Por Cristian C. Gómez Arango, corresponsal de Colombia
Ayer el presidente de la República de Colombia, Iván Duque, anunció el retiro del Congreso del proyecto de reforma tributaria, radicado por el Ministerio de Hacienda, para tramitar un nuevo proyecto, ya que según sus palabras “la reforma no es un capricho, la reforma es una necesidad”. Una necesidad que no hubiera sido, si en medio de una crisis sanitaria, tan grave como la COVID-19, se abstuviera de despilfarrar alrededor de 42 mil millones de pesos colombianos en gastos innecesarios, en los que benefició el arsenal del ESMAD, grupo reconocido por reprimir y atacar la integridad física de civiles.
Pero entonces ¿qué queda después de una reforma tributaria fallida? Una idea que no tuvo consenso entre diferentes sectores políticos y se anunció aún sabiendo que colmaría la paciencia de quien en su bolsillo no tiene más que polilla. En Colombia, un país del trópico y lejano de las desgarradoras huellas de los tornados, pasó un huracán tan grande como el Katrina, que dejó muertos y destrucción, para luego iniciar de cero. Desde el Gobierno sabían que el anuncio de una reforma tributaria tan inhumana haría explotar la olla a presión que años tras año hierve sin parar, desde que la corrupción del uribismo quitó la venda de los ojos de la clase popular y la clase media colombiana.
Y es que no quedó solo el rastro de un proyecto maquillado bajo el nombre de “Ley de la solidaridad sostenible”, que de sostenible no tenía nada y de solidario mucho menos. Hoy en mi ciudad, Pereira, amaneció el vestigio de una guerra del pueblo contra el pueblo, porque, aunque los policías y soldados apunten sus armas contra los manifestantes, ellos también son pueblo; eso sí, un pueblo subyugado y doctrinado en lo bruto.

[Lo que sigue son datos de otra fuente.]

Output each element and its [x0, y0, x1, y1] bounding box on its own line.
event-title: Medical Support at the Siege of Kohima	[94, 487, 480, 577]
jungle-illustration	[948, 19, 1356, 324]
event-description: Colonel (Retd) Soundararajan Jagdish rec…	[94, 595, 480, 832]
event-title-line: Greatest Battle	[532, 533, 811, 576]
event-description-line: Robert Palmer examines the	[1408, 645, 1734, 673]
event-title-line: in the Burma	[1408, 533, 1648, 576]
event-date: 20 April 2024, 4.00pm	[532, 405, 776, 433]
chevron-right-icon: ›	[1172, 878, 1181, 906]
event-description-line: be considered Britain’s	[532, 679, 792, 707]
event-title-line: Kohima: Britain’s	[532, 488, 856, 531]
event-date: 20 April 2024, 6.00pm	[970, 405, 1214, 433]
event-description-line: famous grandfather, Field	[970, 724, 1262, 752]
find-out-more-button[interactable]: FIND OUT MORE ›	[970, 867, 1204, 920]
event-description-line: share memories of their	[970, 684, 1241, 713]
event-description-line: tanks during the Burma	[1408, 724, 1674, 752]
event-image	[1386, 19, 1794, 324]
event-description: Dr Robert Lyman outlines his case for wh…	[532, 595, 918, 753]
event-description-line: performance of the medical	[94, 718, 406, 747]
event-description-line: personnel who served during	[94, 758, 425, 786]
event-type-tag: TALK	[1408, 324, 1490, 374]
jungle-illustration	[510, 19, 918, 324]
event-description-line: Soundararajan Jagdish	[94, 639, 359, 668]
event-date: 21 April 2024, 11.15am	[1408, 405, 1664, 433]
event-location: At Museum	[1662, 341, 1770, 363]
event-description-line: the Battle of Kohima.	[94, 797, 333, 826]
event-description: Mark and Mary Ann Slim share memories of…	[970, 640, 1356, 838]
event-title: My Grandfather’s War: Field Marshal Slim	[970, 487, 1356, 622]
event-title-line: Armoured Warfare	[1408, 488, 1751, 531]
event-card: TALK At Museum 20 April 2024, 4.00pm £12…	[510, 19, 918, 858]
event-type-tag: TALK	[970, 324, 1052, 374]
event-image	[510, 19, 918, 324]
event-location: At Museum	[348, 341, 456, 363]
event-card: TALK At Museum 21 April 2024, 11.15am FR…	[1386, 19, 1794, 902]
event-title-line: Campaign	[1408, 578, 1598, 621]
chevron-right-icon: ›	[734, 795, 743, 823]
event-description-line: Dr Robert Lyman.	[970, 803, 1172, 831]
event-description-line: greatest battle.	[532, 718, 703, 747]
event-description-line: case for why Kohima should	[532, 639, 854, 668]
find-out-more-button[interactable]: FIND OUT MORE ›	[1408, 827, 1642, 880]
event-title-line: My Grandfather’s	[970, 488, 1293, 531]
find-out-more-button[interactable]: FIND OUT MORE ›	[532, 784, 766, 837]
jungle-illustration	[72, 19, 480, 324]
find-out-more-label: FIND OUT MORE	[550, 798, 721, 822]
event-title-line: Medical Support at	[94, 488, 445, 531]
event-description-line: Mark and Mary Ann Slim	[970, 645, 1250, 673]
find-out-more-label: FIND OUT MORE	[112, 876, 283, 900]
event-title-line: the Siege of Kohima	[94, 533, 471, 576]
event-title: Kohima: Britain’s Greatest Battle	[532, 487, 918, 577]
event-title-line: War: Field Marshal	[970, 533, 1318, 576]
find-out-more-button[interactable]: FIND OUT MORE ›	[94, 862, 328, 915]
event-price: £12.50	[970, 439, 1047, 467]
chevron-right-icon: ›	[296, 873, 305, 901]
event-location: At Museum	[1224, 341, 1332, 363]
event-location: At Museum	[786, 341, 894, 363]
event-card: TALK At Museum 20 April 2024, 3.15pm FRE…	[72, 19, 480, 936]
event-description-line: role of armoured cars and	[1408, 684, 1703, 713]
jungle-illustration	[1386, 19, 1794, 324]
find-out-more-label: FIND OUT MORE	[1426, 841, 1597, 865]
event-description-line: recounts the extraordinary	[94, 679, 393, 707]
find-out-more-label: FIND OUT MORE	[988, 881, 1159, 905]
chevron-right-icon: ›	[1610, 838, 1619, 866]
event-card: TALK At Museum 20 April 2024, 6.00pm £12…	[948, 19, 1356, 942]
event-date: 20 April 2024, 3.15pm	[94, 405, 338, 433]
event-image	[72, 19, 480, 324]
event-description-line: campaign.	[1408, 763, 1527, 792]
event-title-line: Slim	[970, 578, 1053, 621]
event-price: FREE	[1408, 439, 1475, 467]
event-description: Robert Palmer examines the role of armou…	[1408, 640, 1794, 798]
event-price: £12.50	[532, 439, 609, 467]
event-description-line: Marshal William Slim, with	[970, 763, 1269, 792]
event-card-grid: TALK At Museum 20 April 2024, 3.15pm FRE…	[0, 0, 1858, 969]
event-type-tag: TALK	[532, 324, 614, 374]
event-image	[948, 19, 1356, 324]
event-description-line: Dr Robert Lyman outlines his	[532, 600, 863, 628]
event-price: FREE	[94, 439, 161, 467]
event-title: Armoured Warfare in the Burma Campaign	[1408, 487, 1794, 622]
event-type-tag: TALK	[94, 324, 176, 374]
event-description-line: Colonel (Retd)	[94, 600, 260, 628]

Quedaron madres llorando en las calles o en las puertas de los hospitales pidiendo ser asesinadas como sus hijos. Familias esperando en la mesa a sus hermanos, sobrinos, nietos, primos, para compartir el sancocho del domingo. Vacíos cada vez más grandes cuanto solo da tono el teléfono y del otro lado los desaparecidos no responden. Zozobra en los ojos de quienes salen a barrer las calles y la basura que más encuentran son casquillos de bala. Queda el dolor de salir pacíficamente a exigir la dignidad de la vida y terminar corriendo, temiendo perderla.
Quedó la ceguera de un pueblo que abrió los ojos y el ESMAD se los arrancó con su bestialidad. Quedó el ardor de los gases en la nariz y el pecho inflado de orgullo por ser colombianos. Quedó la mancha en las heridas de los protestantes, de una institución infame que acata órdenes de verdaderos vándalos. Quedó la culpa en quienes callaron y con su silencio apoyaron al salvajismo.
Queda el ruido y la alegría de una sola voz más fuerte que el sonido de los helicópteros que surcan nuestro cielo, intimidando las manifestaciones. Queda el miedo y la militarización. Queda la cobardía y las malas praxis. Queda el murmullo tibio y llorón de quienes se esfuerzan por justificar la represión e ignoran el dolor de quienes hoy lloran a sus familiares.
Quedan los mismos a sus anchas. Esos que “protegen las leyes” o las violan. Quedan los de corbata y los de traje alineado. Quedan los de lentes impolutos y sonrisa pachorra. Quedan los que exigen y nunca dan nada. Quedan los que exprimen al pobre y nunca están satisfechos. Quedan los miserables y con ellos la impunidad.
Y queda el pueblo, unido y soberano. Queda un país pobre que ya no se conforma con ser uno de los más felices del mundo. Queda la rabia de un pueblo que se levanta con angustia y se acuesta con ilusión. Queda lucha, rebeldía y desobediencia. Quedan nuestros derechos y una sed insaciable de dignidad. Quedan las calles listas para ser llenadas y seguir pintando el tricolor. Queda la resistencia. Queda Colombia.